One of the joys of living in the midwest is its central location. Just a few hours away are numerous large cities. Also, just a day’s drive away is my old college town and my best friend, as well as numerous other friends and relatives. Last weekend I decided I was finally settled in enough to take the new car on a roadtrip and visit some people from home.

The trip didn’t start out or end particularly well. Thanks to an iPhone update, my GPS was screwy and left me not knowing how to even start. It’s a little frightening how reliant we’ve all become on technology. Sitting in my car, wondering what to do, I had to ask myself, “What did I do before GPS?” Not sure I had any maps left, I remembered Google maps, went inside, fired up the computer, and printed out my route. That got me on the road, though I was thoroughly annoyed with having to check the map instead of listening to a pleasant voice tell me a turn was coming up. We’re reliant for a reason… because technology, when it’s working, is better than no technology.

The drive was beautiful and I enjoyed the rolling hills, limestone rocks, and tree covered landscape. It stayed this way pretty much until I hit South Dakota. Now, having grown up there, I do appreciate the unique beauty it offers, but after passing through the rolling hills of Missouri and Iowa, it suddenly seemed barren and bleak. Whatever trees I saw had been neatly planted in rows after the dust bowl to help preserve land.

It was so good to see friends and family. I visited with my newly engaged niece and another one heading off for a major backpacking trip. I saw an old friend from high school, and probably annoyed our waitress by monopolizing a booth during the breakfast rush hour as we happily chatted away. Of course, any time with my best friend is amazing and wonderful. As I’ve said, Missouri would be almost perfect, if only she were here.

Despite all that, my gut feeling that Missouri was where I should move was confirmed. The whole time I was in SD I could not picture myself living there. It just felt wrong. Missouri felt right. Much of my life has been run by listening to this intuition. I’ve lost it from time to time, and generally lose myself when that happens, but it’s nice to know it’s still there. I just have to be open and listen.

The trip home was a little traumatic. The night before I left, a huge storm came through the area. There I was with a brand new car that didn’t even have it’s permanent plates yet, and no garage. My best friend selflessly gave me her garage, which was humbling. She at least was willing to accept my help with the deductible if her car was damaged. Thankfully, it was not.
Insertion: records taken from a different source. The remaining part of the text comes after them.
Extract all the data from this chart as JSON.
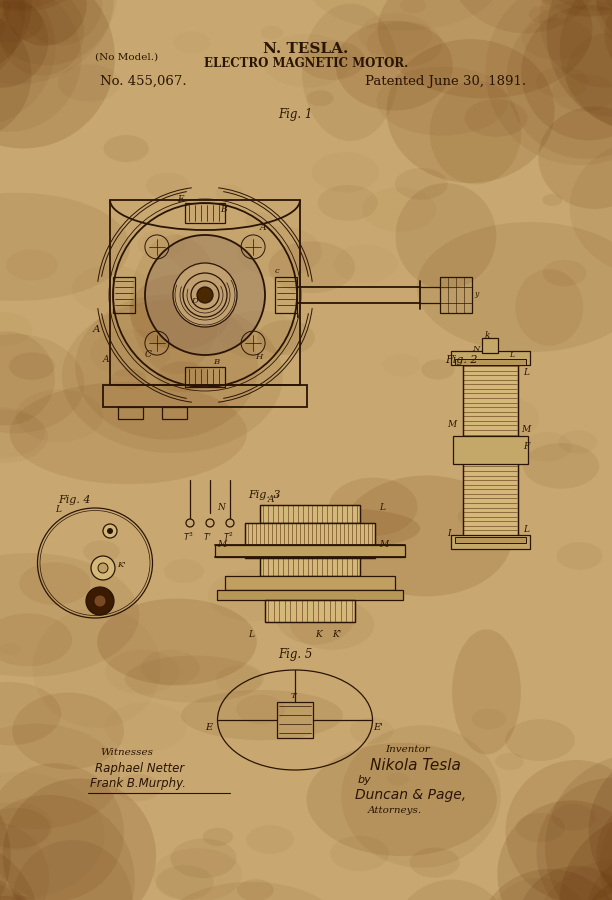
{
  "bg_color_base": "#c8a870",
  "bg_color_dark": "#8b6030",
  "ink_color": "#2a1505",
  "title_line1": "N. TESLA.",
  "title_line2": "ELECTRO MAGNETIC MOTOR.",
  "patent_no": "No. 455,067.",
  "patent_date": "Patented June 30, 1891.",
  "no_model": "(No Model.)",
  "fig1_label": "Fig. 1",
  "fig2_label": "Fig. 2",
  "fig3_label": "Fig. 3",
  "fig4_label": "Fig. 4",
  "fig5_label": "Fig. 5",
  "witnesses_label": "Witnesses",
  "inventor_label": "Inventor",
  "witness1": "Raphael Netter",
  "witness2": "Frank B.Murphy.",
  "inventor_sig": "Nikola Tesla",
  "attorney_by": "by",
  "attorney_sig": "Duncan & Page,",
  "attorneys": "Attorneys."
}
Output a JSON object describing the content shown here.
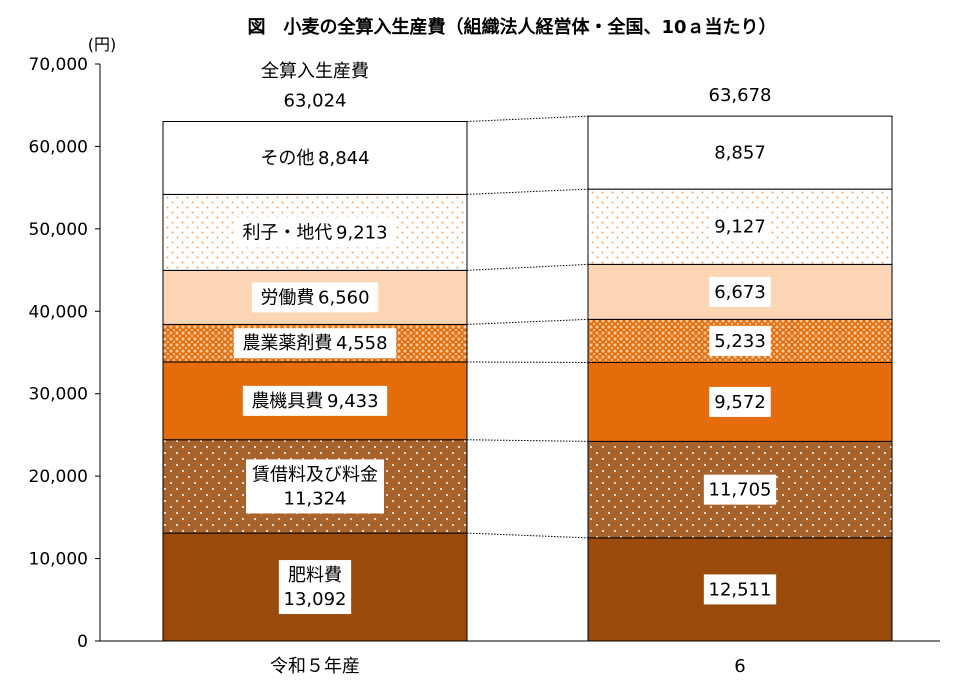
{
  "chart_data": {
    "type": "bar",
    "stacked": true,
    "title": "図　小麦の全算入生産費（組織法人経営体・全国、10ａ当たり）",
    "unit_label": "(円)",
    "ylim": [
      0,
      70000
    ],
    "yticks": [
      0,
      10000,
      20000,
      30000,
      40000,
      50000,
      60000,
      70000
    ],
    "ytick_labels": [
      "0",
      "10,000",
      "20,000",
      "30,000",
      "40,000",
      "50,000",
      "60,000",
      "70,000"
    ],
    "categories": [
      "令和５年産",
      "6"
    ],
    "total_caption": "全算入生産費",
    "totals": [
      63024,
      63678
    ],
    "total_labels": [
      "63,024",
      "63,678"
    ],
    "series": [
      {
        "name": "肥料費",
        "values": [
          13092,
          12511
        ],
        "value_labels": [
          "13,092",
          "12,511"
        ],
        "color": "#9a4a0b",
        "pattern": "solid"
      },
      {
        "name": "賃借料及び料金",
        "values": [
          11324,
          11705
        ],
        "value_labels": [
          "11,324",
          "11,705"
        ],
        "color": "#a8622b",
        "pattern": "dots"
      },
      {
        "name": "農機具費",
        "values": [
          9433,
          9572
        ],
        "value_labels": [
          "9,433",
          "9,572"
        ],
        "color": "#e46c0a",
        "pattern": "solid"
      },
      {
        "name": "農業薬剤費",
        "values": [
          4558,
          5233
        ],
        "value_labels": [
          "4,558",
          "5,233"
        ],
        "color": "#f08a3a",
        "pattern": "diamond"
      },
      {
        "name": "労働費",
        "values": [
          6560,
          6673
        ],
        "value_labels": [
          "6,560",
          "6,673"
        ],
        "color": "#fcd5b4",
        "pattern": "solid"
      },
      {
        "name": "利子・地代",
        "values": [
          9213,
          9127
        ],
        "value_labels": [
          "9,213",
          "9,127"
        ],
        "color": "#fbe3cc",
        "pattern": "sparse-dots"
      },
      {
        "name": "その他",
        "values": [
          8844,
          8857
        ],
        "value_labels": [
          "8,844",
          "8,857"
        ],
        "color": "#ffffff",
        "pattern": "solid"
      }
    ],
    "legend": "none",
    "grid": false
  }
}
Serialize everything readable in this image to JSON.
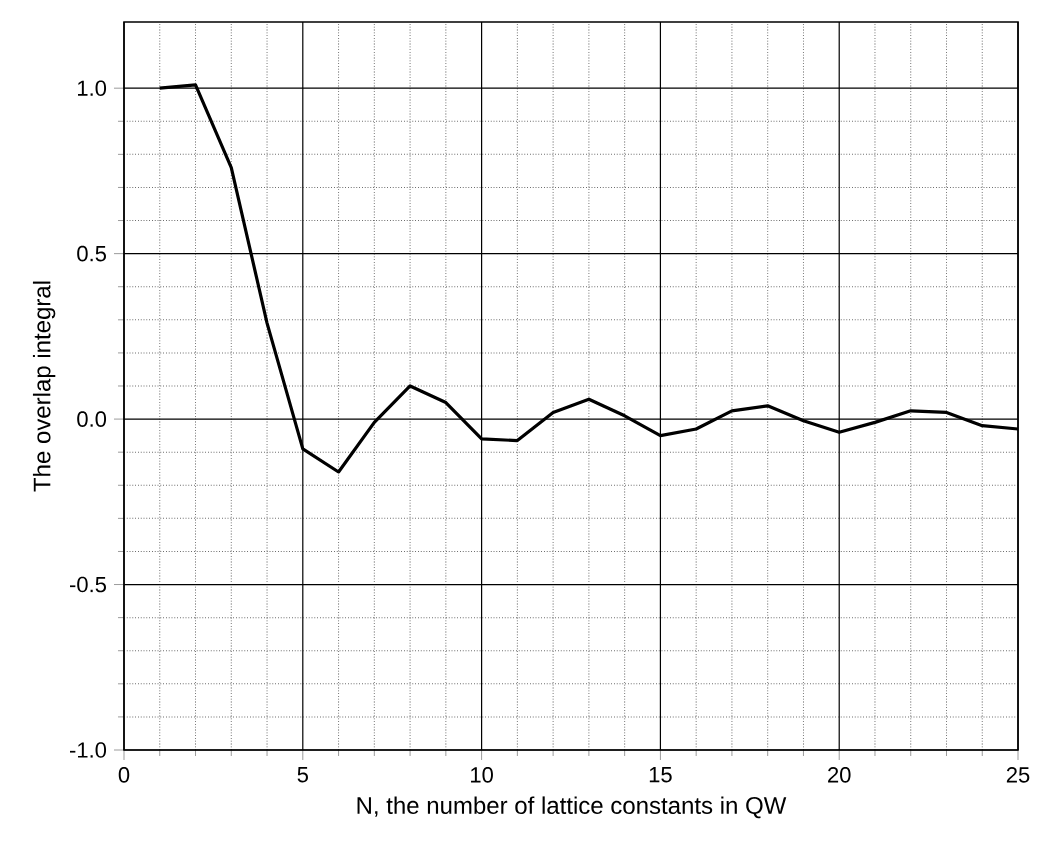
{
  "chart_data": {
    "type": "line",
    "xlabel": "N, the number of lattice constants in QW",
    "ylabel": "The overlap integral",
    "x": [
      1,
      2,
      3,
      4,
      5,
      6,
      7,
      8,
      9,
      10,
      11,
      12,
      13,
      14,
      15,
      16,
      17,
      18,
      19,
      20,
      21,
      22,
      23,
      24,
      25
    ],
    "series": [
      {
        "color": "#000000",
        "values": [
          1.0,
          1.01,
          0.76,
          0.29,
          -0.09,
          -0.16,
          -0.01,
          0.1,
          0.05,
          -0.06,
          -0.065,
          0.02,
          0.06,
          0.01,
          -0.05,
          -0.03,
          0.025,
          0.04,
          -0.005,
          -0.04,
          -0.01,
          0.025,
          0.02,
          -0.02,
          -0.03
        ]
      }
    ],
    "xlim": [
      0,
      25
    ],
    "ylim": [
      -1.0,
      1.2
    ],
    "xticks": [
      0,
      5,
      10,
      15,
      20,
      25
    ],
    "yticks": [
      {
        "value": -1.0,
        "label": "-1.0"
      },
      {
        "value": -0.5,
        "label": "-0.5"
      },
      {
        "value": 0.0,
        "label": "0.0"
      },
      {
        "value": 0.5,
        "label": "0.5"
      },
      {
        "value": 1.0,
        "label": "1.0"
      }
    ],
    "grid": true,
    "marker": "none",
    "line_style": "solid"
  }
}
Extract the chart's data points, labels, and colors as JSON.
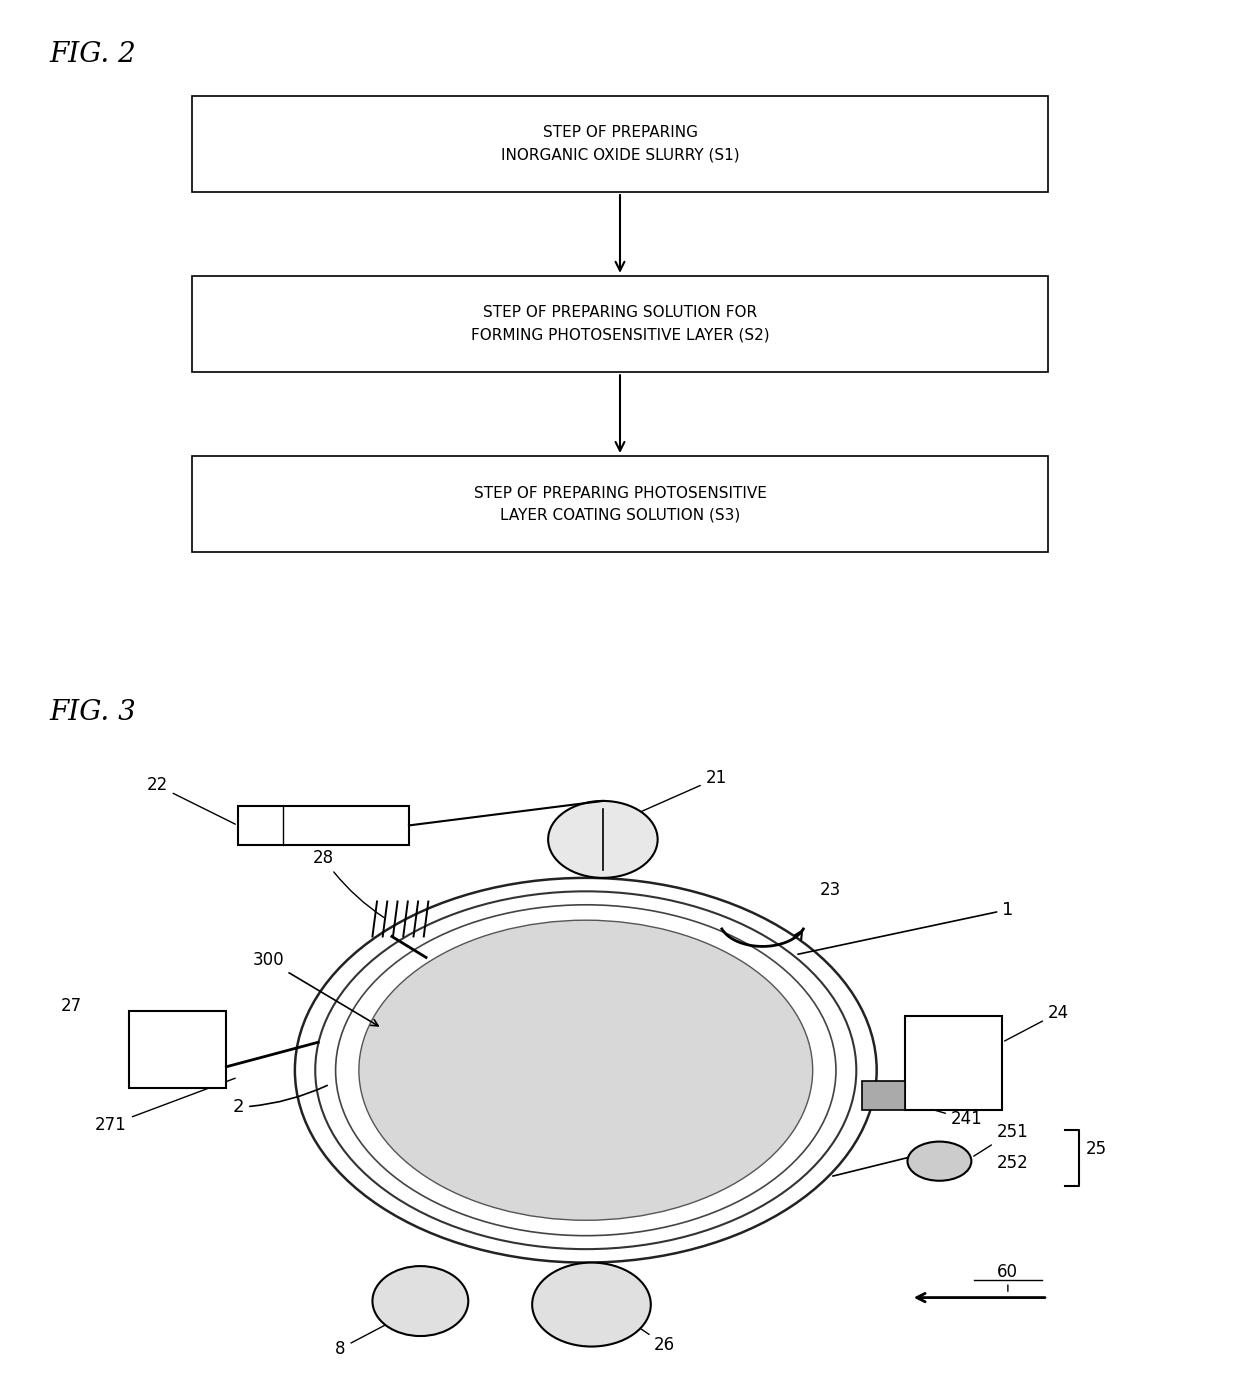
{
  "fig2_title": "FIG. 2",
  "fig3_title": "FIG. 3",
  "box1_text": "STEP OF PREPARING\nINORGANIC OXIDE SLURRY (S1)",
  "box2_text": "STEP OF PREPARING SOLUTION FOR\nFORMING PHOTOSENSITIVE LAYER (S2)",
  "box3_text": "STEP OF PREPARING PHOTOSENSITIVE\nLAYER COATING SOLUTION (S3)",
  "bg_color": "#ffffff",
  "box_color": "#ffffff",
  "box_edge_color": "#000000",
  "text_color": "#000000",
  "arrow_color": "#000000"
}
However, the next day I had to drive home through parts of that same storm. I delayed leaving a little and thought the worst was safely past me. I was wrong. Suddenly I was in pouring rain that was so hard I could barely see the car that was 3-4 car-lengths in front of me. I told myself if I just kept driving, I’d be clear of it in a few miles. Instead it got worse. The only way I could see that car was when it put on its brake lights. I could also see a car 3-4 car lengths behind me. I wanted desperately to pull over, but know that is how pile-ups start. As I counted the passing miles I became more and more terrified. The clouds became heavier and darker until it was almost night out. I had to keep reminding myself it was the middle of the day. I finally saw an old road that had been fenced off, but allowed me to pull my car off the road. Unfortunately, once I looked at the radar, another one of those technoligies that is valuable and I have come to rely on, I could see that if I stayed there, it would only get worse. I was on the leading edge of it, which meant the entire cell would pass over me and then I’d have to drive through it again. My best bet was to get back on the road and drive out of it. Lightning was flashing everywhere. There was probably thunder as well, but the pounding rain was so loud on the car that I couldn’t tell. And I had to pee!

The radar didn’t lie. Within about 5 miles the rain returned to normal spattering. I pulled off to use the restroom, but by the time I got out of the gas station the storm had caught back up with me. Just a few more miles of low-visibility driving and once again I was free of it. It seemed to chase me the whole way home and finally caught up about midnight that night when I was safely in bed.

I missed weather in California, and I guess mother nature is having a good laugh at me now. I had forgotten that weather could also be frightening and deadly. Then again, that’s part of what makes life exciting. Adventures are adventures because there is danger, otherwise it’s just a walk in the park.

I’ve had enough adventure for the moment. This trip seemed to mark the end of “moving” in my head – like the last box I had to check before I could say I was here. For the next few weeks I hope to settle in, write, and find my groove here. Normal life sure feels good when you survive the adventures!